A useful tool for when you need to surveil a shady multinational called Quantum while they discuss their evil plan during a performance of Tosca.


This is an actual thing that could work: AI's ability to "stem" voices and instruments is really impressive.


By looking at them AND pressing a button. But they might be able to get rid of the button with some sensors and AI.


What about the privacy concerns? So basically I can just look at a couple of people talking and eavesdrop?


How does this technology change anything? Don't eavesdrop...


Feels like what AI should be used for... "filtering out the noise" rather than creating it.


I would like AI headphones that let me pinpoint the source of noises, such as inside a car engine.


Oh my god, these would be absolutely amazing as someone with auditory processing issues.


This is stuff for spy movies.


You could even make a black list of people you don't want to hear!


Like in that Black Mirror episode.


Curious if it will also help to find a missing person in the crowd.


Does this use Computer Vision camera or how does it work?


This is the equivalent of staring but for ears.


Honestly AI speech recognition still sucks so bad I'm basically convinced it will fall on its face in many daily use cases.

I realize this is slightly tangential, but please don't replace customer support with chatbots or whatever you want to call them. It's a freaking horrible experience.


I think this is an awesome invention


This will appeal to eavesdroppers.


Is it April 1st already?


get two of these for e2e communication (peer -> ear)


cant wait to see people using earphones at parties


This is not AI.


Marketing begs to differ.


Ok


Fry_Shut_Up_And_Take_My_Money.gif


Occasional bartender here. Okay!


cue 2024 gene hackman!


Is that a reference to the 1978 Superman movie?



aka beam-forming. No AI needed, just good mics.


How would you track the target with beam-forming? If the target left the room and later returned how would you recognize this and resume tracking them?


If you watch the second half of the video, it still picks up the person when they're not facing them (walking around a fountain), so it's only used to target the person for the initial capture.


Now do the same thing with video.

Turn anything into a mirror, or something like that.


Great application.

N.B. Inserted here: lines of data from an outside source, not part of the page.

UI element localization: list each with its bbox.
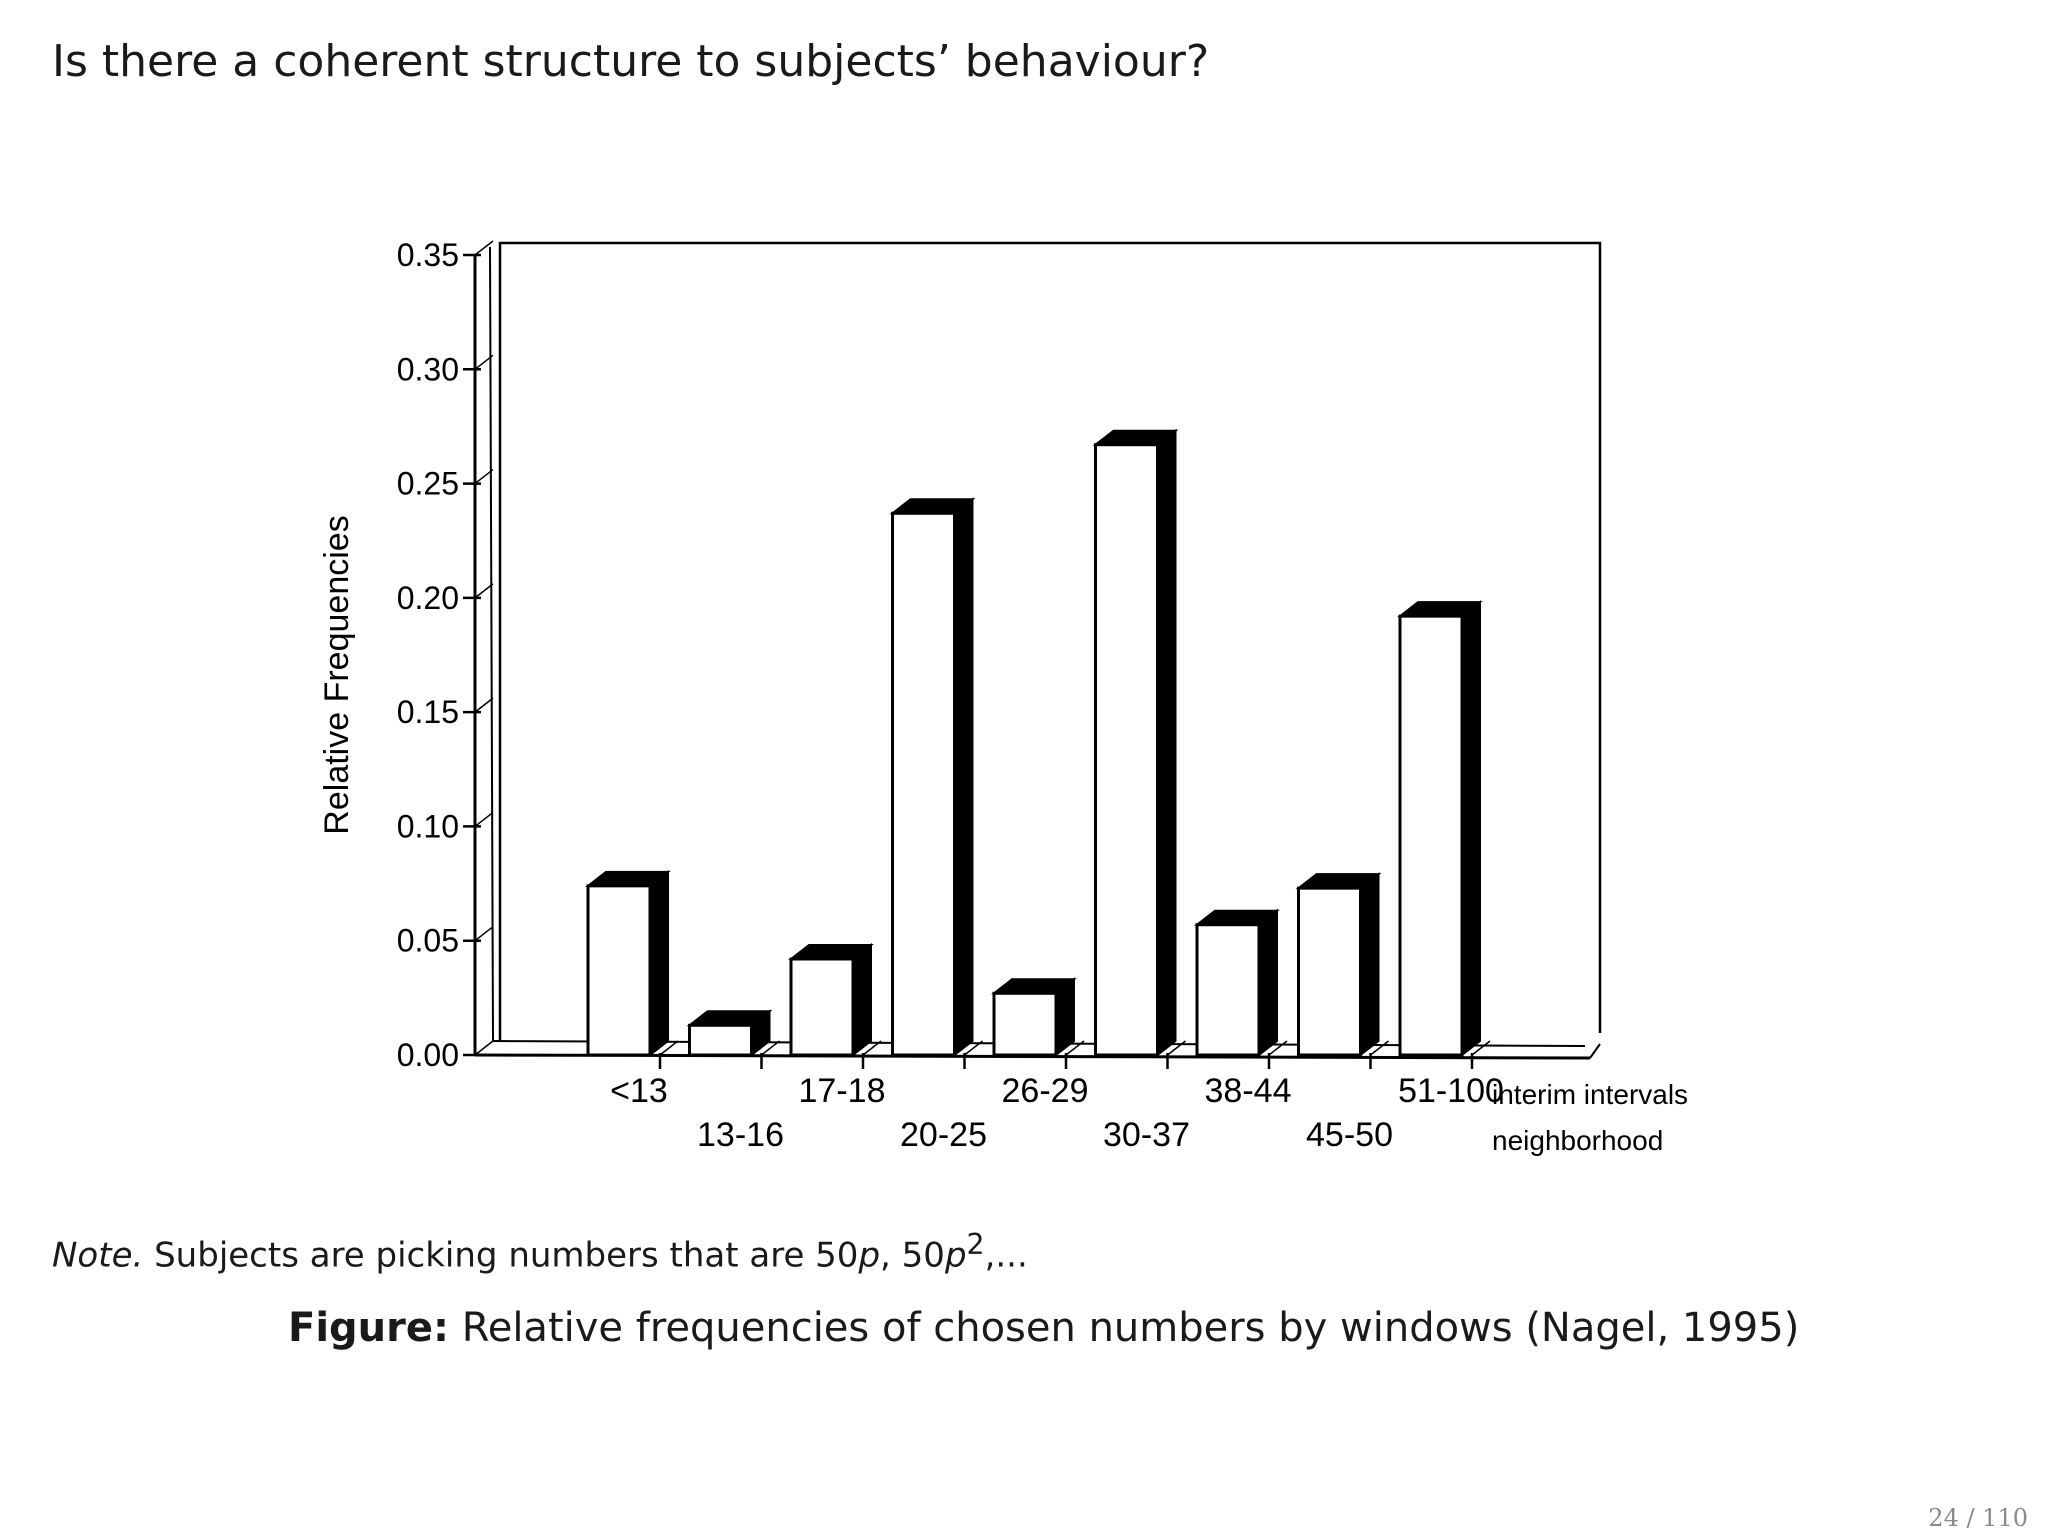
y-tick-depth — [474, 811, 494, 828]
x-tick-label: 45-50 — [1306, 1116, 1393, 1154]
bar — [1398, 614, 1464, 1057]
bar — [1195, 923, 1261, 1057]
note-sep: , 50 — [880, 1235, 945, 1276]
y-tick-depth — [474, 697, 494, 713]
y-tick-depth — [474, 583, 494, 599]
bar — [688, 1023, 753, 1057]
y-tick-label: 0.30 — [397, 351, 459, 387]
bar-side — [1359, 872, 1380, 1058]
y-tick-label: 0.05 — [397, 923, 459, 959]
x-tick-label: 30-37 — [1103, 1116, 1190, 1154]
x-tick-depth — [1167, 1040, 1186, 1056]
bar-side — [1258, 908, 1278, 1058]
bar — [1297, 886, 1362, 1057]
x-tick-label: 51-100 — [1398, 1072, 1504, 1110]
bar-side — [852, 942, 872, 1058]
figure-note: Note. Subjects are picking numbers that … — [52, 1228, 1028, 1275]
note-var-p: p — [858, 1235, 881, 1276]
x-tick-depth — [1065, 1040, 1085, 1056]
note-text: Subjects are picking numbers that are 50 — [143, 1235, 859, 1276]
x-tick-depth — [1370, 1040, 1389, 1056]
x-row-label: neighborhood — [1492, 1125, 1663, 1156]
bar — [891, 511, 956, 1057]
note-exponent: 2 — [966, 1228, 985, 1261]
y-tick-label: 0.20 — [397, 580, 459, 616]
bar — [586, 884, 652, 1057]
y-tick-label: 0.00 — [397, 1037, 459, 1073]
y-tick-depth — [474, 926, 494, 942]
bar-side — [1156, 428, 1177, 1058]
x-row-label: interim intervals — [1492, 1079, 1688, 1110]
figure-caption: Figure: Relative frequencies of chosen n… — [288, 1305, 1799, 1351]
bar-side — [1461, 600, 1481, 1058]
x-tick-depth — [659, 1040, 679, 1056]
y-tick-label: 0.25 — [397, 466, 459, 502]
x-tick-label: 26-29 — [1002, 1072, 1089, 1110]
y-tick-depth — [474, 1040, 494, 1056]
chart-bars — [585, 428, 1483, 1058]
bar-side — [649, 869, 669, 1058]
bar — [1094, 443, 1159, 1057]
note-var-p2: p — [944, 1235, 967, 1276]
x-tick-depth — [862, 1040, 882, 1056]
caption-text: Relative frequencies of chosen numbers b… — [449, 1305, 1800, 1351]
x-tick-depth — [964, 1040, 983, 1056]
y-tick-depth — [474, 468, 494, 485]
y-tick-depth — [474, 354, 494, 370]
caption-label: Figure: — [288, 1305, 449, 1351]
x-tick-depth — [761, 1040, 780, 1056]
chart-back-frame — [498, 241, 1602, 1041]
bar — [992, 991, 1058, 1057]
y-tick-label: 0.15 — [397, 694, 459, 730]
y-axis-label: Relative Frequencies — [318, 515, 356, 834]
note-tail: ,... — [984, 1235, 1028, 1276]
x-tick-label: <13 — [610, 1072, 668, 1110]
note-label: Note. — [52, 1235, 144, 1276]
bar-side — [953, 497, 974, 1058]
chart-text: 0.00 0.05 0.10 0.15 0.20 0.25 0.30 0.35 Relative… — [318, 237, 1688, 1156]
slide-title: Is there a coherent structure to subject… — [52, 36, 1210, 87]
x-tick-label: 17-18 — [799, 1072, 886, 1110]
x-tick-depth — [1471, 1040, 1491, 1056]
y-axis-back — [489, 246, 494, 1042]
x-tick-label: 13-16 — [697, 1116, 784, 1154]
y-tick-label: 0.10 — [397, 808, 459, 844]
bar — [789, 957, 855, 1057]
y-tick-depth — [474, 240, 494, 256]
page-number: 24 / 110 — [1928, 1504, 2028, 1532]
x-axis-corner — [1589, 1043, 1601, 1059]
x-tick-label: 20-25 — [900, 1116, 987, 1154]
y-tick-label: 0.35 — [397, 237, 459, 273]
x-tick-depth — [1268, 1040, 1288, 1056]
x-tick-label: 38-44 — [1205, 1072, 1292, 1110]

The should have functionality to mute one person as well. http://jayaprakash.page


I love this.

I know this is just the beginning and the tech and UX will mature a lot - but being able to consciously choose what we allow into our sensory world would be a great superpower to have.

In the distant future this will all be embedded inside a cochlear (neural?) implant.

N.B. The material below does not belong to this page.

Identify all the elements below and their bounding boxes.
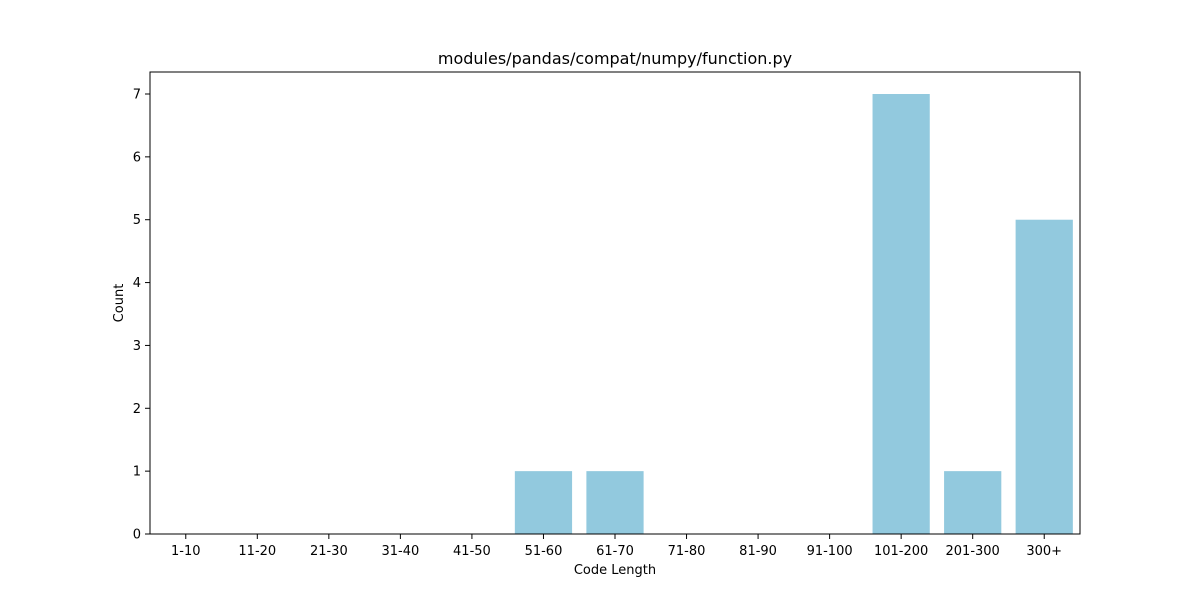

You can "save" known voices, prioritize them, identify various scenes/modes automatically like meetings/parties/concerts/driving/walking etc, know when to allow external sounds in (alarms, honks, someone calling your attention, etc)

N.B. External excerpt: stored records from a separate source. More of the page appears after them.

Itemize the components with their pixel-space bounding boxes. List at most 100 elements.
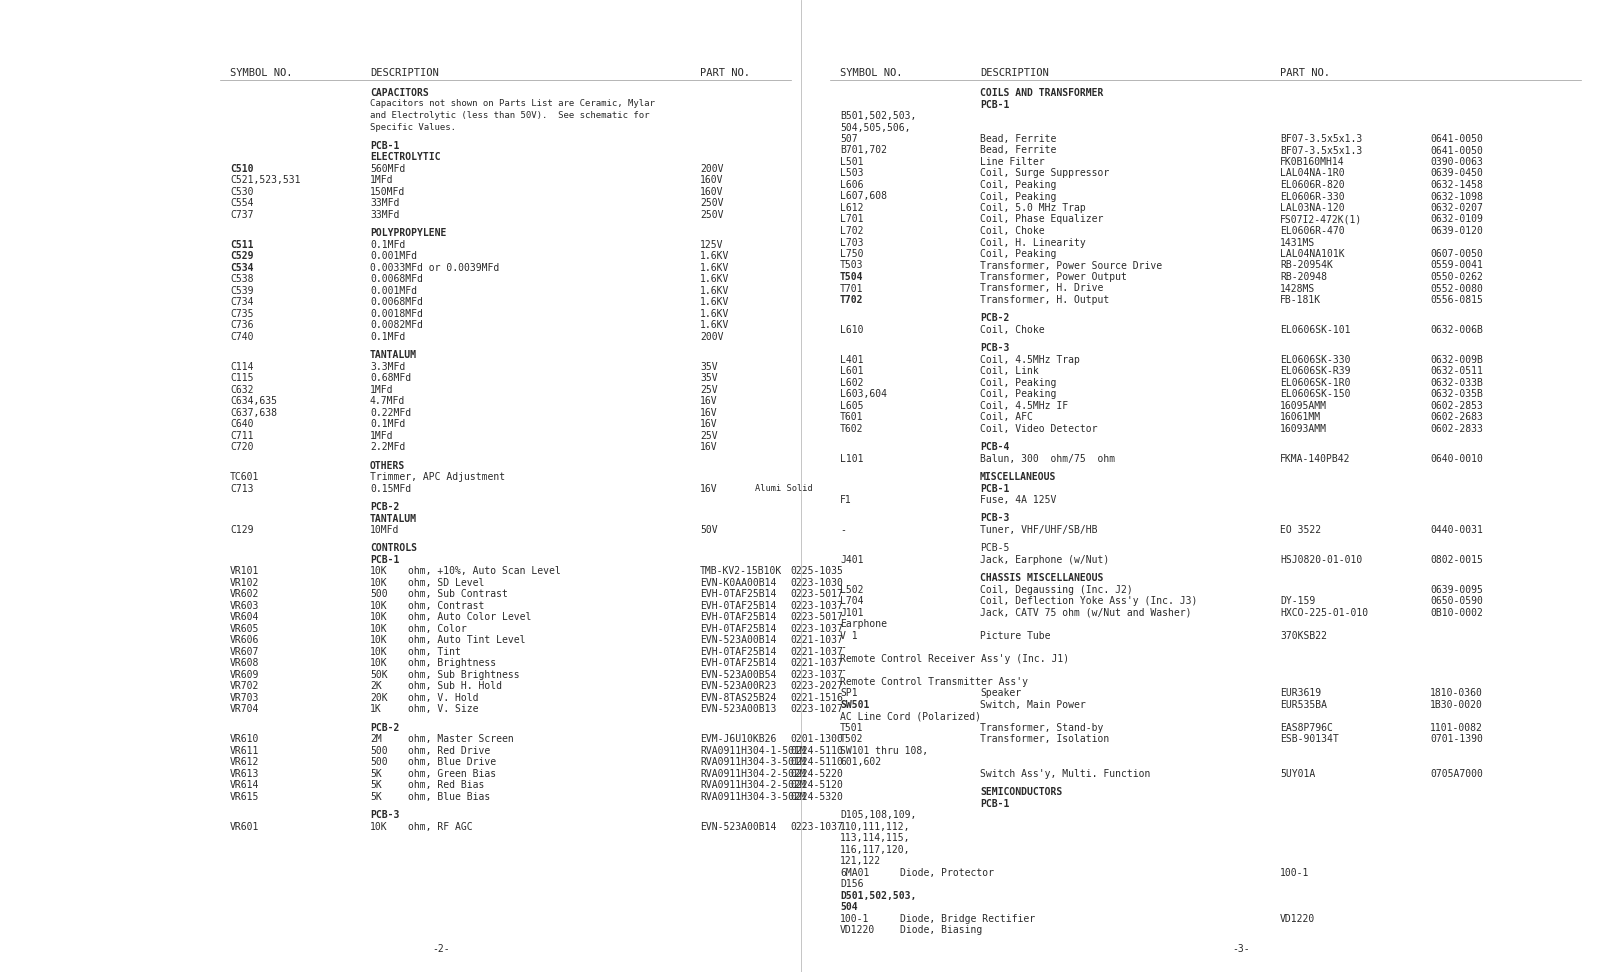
Text: ELECTROLYTIC: ELECTROLYTIC	[370, 153, 440, 162]
Text: PCB-2: PCB-2	[370, 502, 399, 512]
Text: PCB-1: PCB-1	[980, 99, 1009, 110]
Text: 1MFd: 1MFd	[370, 431, 394, 440]
Text: Specific Values.: Specific Values.	[370, 122, 456, 131]
Text: MISCELLANEOUS: MISCELLANEOUS	[980, 472, 1057, 482]
Text: F1: F1	[841, 495, 852, 505]
Text: EL0606SK-1R0: EL0606SK-1R0	[1281, 378, 1351, 388]
Text: C736: C736	[231, 321, 253, 330]
Text: 0223-5017: 0223-5017	[789, 612, 842, 622]
Text: 1.6KV: 1.6KV	[700, 309, 730, 319]
Text: EVN-K0AA00B14: EVN-K0AA00B14	[700, 578, 776, 588]
Text: C529: C529	[231, 252, 253, 261]
Text: B501,502,503,: B501,502,503,	[841, 111, 916, 121]
Text: 500: 500	[370, 746, 387, 756]
Text: 0559-0041: 0559-0041	[1430, 260, 1483, 270]
Text: 0440-0031: 0440-0031	[1430, 525, 1483, 535]
Text: 0632-033B: 0632-033B	[1430, 378, 1483, 388]
Text: L401: L401	[841, 355, 863, 364]
Text: C640: C640	[231, 419, 253, 430]
Text: 10K: 10K	[370, 647, 387, 657]
Text: 50K: 50K	[370, 670, 387, 679]
Text: 0705A7000: 0705A7000	[1430, 769, 1483, 779]
Text: 0639-0120: 0639-0120	[1430, 226, 1483, 236]
Text: J401: J401	[841, 555, 863, 565]
Text: EL0606SK-150: EL0606SK-150	[1281, 390, 1351, 399]
Text: 504,505,506,: 504,505,506,	[841, 122, 911, 132]
Text: VR601: VR601	[231, 821, 259, 832]
Text: 370KSB22: 370KSB22	[1281, 631, 1327, 641]
Text: VR704: VR704	[231, 705, 259, 714]
Text: 200V: 200V	[700, 164, 724, 174]
Text: 1MFd: 1MFd	[370, 175, 394, 186]
Text: 0223-1030: 0223-1030	[789, 578, 842, 588]
Text: Transformer, Power Source Drive: Transformer, Power Source Drive	[980, 260, 1162, 270]
Text: L601: L601	[841, 366, 863, 376]
Text: EVH-0TAF25B14: EVH-0TAF25B14	[700, 589, 776, 600]
Text: PCB-2: PCB-2	[980, 313, 1009, 324]
Text: BF07-3.5x5x1.3: BF07-3.5x5x1.3	[1281, 134, 1362, 144]
Text: 110,111,112,: 110,111,112,	[841, 821, 911, 832]
Text: 25V: 25V	[700, 385, 717, 395]
Text: Remote Control Transmitter Ass'y: Remote Control Transmitter Ass'y	[841, 677, 1028, 687]
Text: ohm, Blue Drive: ohm, Blue Drive	[408, 757, 496, 767]
Text: C720: C720	[231, 442, 253, 452]
Text: Fuse, 4A 125V: Fuse, 4A 125V	[980, 495, 1057, 505]
Text: 116,117,120,: 116,117,120,	[841, 845, 911, 854]
Text: Tuner, VHF/UHF/SB/HB: Tuner, VHF/UHF/SB/HB	[980, 525, 1098, 535]
Text: 0632-1458: 0632-1458	[1430, 180, 1483, 190]
Text: 35V: 35V	[700, 373, 717, 383]
Text: ohm, Red Bias: ohm, Red Bias	[408, 781, 485, 790]
Text: SYMBOL NO.: SYMBOL NO.	[841, 68, 903, 78]
Text: 0556-0815: 0556-0815	[1430, 295, 1483, 305]
Text: 5K: 5K	[370, 781, 381, 790]
Text: L503: L503	[841, 168, 863, 179]
Text: 0641-0050: 0641-0050	[1430, 134, 1483, 144]
Text: AC Line Cord (Polarized): AC Line Cord (Polarized)	[841, 712, 981, 721]
Text: VR607: VR607	[231, 647, 259, 657]
Text: 0224-5120: 0224-5120	[789, 781, 842, 790]
Text: 4.7MFd: 4.7MFd	[370, 397, 405, 406]
Text: TC601: TC601	[231, 472, 259, 482]
Text: COILS AND TRANSFORMER: COILS AND TRANSFORMER	[980, 88, 1103, 98]
Text: 0221-1037: 0221-1037	[789, 636, 842, 645]
Text: CAPACITORS: CAPACITORS	[370, 88, 429, 98]
Text: L502: L502	[841, 585, 863, 595]
Text: PCB-1: PCB-1	[980, 484, 1009, 494]
Text: C539: C539	[231, 286, 253, 295]
Text: 100-1: 100-1	[841, 914, 869, 923]
Text: PCB-2: PCB-2	[370, 723, 399, 733]
Text: Balun, 300  ohm/75  ohm: Balun, 300 ohm/75 ohm	[980, 454, 1116, 464]
Text: T702: T702	[841, 295, 863, 305]
Text: 0.001MFd: 0.001MFd	[370, 286, 416, 295]
Text: 0602-2833: 0602-2833	[1430, 424, 1483, 434]
Text: Coil, Choke: Coil, Choke	[980, 325, 1044, 335]
Text: LAL04NA-1R0: LAL04NA-1R0	[1281, 168, 1345, 179]
Text: 0701-1390: 0701-1390	[1430, 734, 1483, 745]
Text: 250V: 250V	[700, 198, 724, 208]
Text: L704: L704	[841, 596, 863, 607]
Text: VR614: VR614	[231, 781, 259, 790]
Text: 0224-5320: 0224-5320	[789, 792, 842, 802]
Text: 0223-1037: 0223-1037	[789, 601, 842, 610]
Text: VR702: VR702	[231, 681, 259, 691]
Text: Remote Control Receiver Ass'y (Inc. J1): Remote Control Receiver Ass'y (Inc. J1)	[841, 654, 1069, 664]
Text: POLYPROPYLENE: POLYPROPYLENE	[370, 228, 447, 238]
Text: 0640-0010: 0640-0010	[1430, 454, 1483, 464]
Text: 507: 507	[841, 134, 858, 144]
Text: C129: C129	[231, 525, 253, 535]
Text: 1.6KV: 1.6KV	[700, 321, 730, 330]
Text: L602: L602	[841, 378, 863, 388]
Text: Transformer, H. Output: Transformer, H. Output	[980, 295, 1109, 305]
Text: C634,635: C634,635	[231, 397, 277, 406]
Text: 121,122: 121,122	[841, 856, 881, 866]
Text: T503: T503	[841, 260, 863, 270]
Text: Speaker: Speaker	[980, 688, 1021, 698]
Text: C511: C511	[231, 240, 253, 250]
Text: 0225-1035: 0225-1035	[789, 567, 842, 576]
Text: and Electrolytic (less than 50V).  See schematic for: and Electrolytic (less than 50V). See sc…	[370, 111, 650, 120]
Text: C711: C711	[231, 431, 253, 440]
Text: 1.6KV: 1.6KV	[700, 252, 730, 261]
Text: EL0606R-820: EL0606R-820	[1281, 180, 1345, 190]
Text: 1428MS: 1428MS	[1281, 284, 1316, 294]
Text: 5K: 5K	[370, 792, 381, 802]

And with great power yada yada.

I can already imagine a few ways this can be misused / abused / create non-existent challenges and problems too. But I am (cautiously) optimistic that we as human race will collectively figure out how to steer these new technology applications into net positive territory.

2040: iAudio and xSmell blamed for people losing connect with nature's sounds (like bird chirps and flowing streams) and smells (petrichor) - things that inspire us, make us creative, make life worthwile, and make us humans.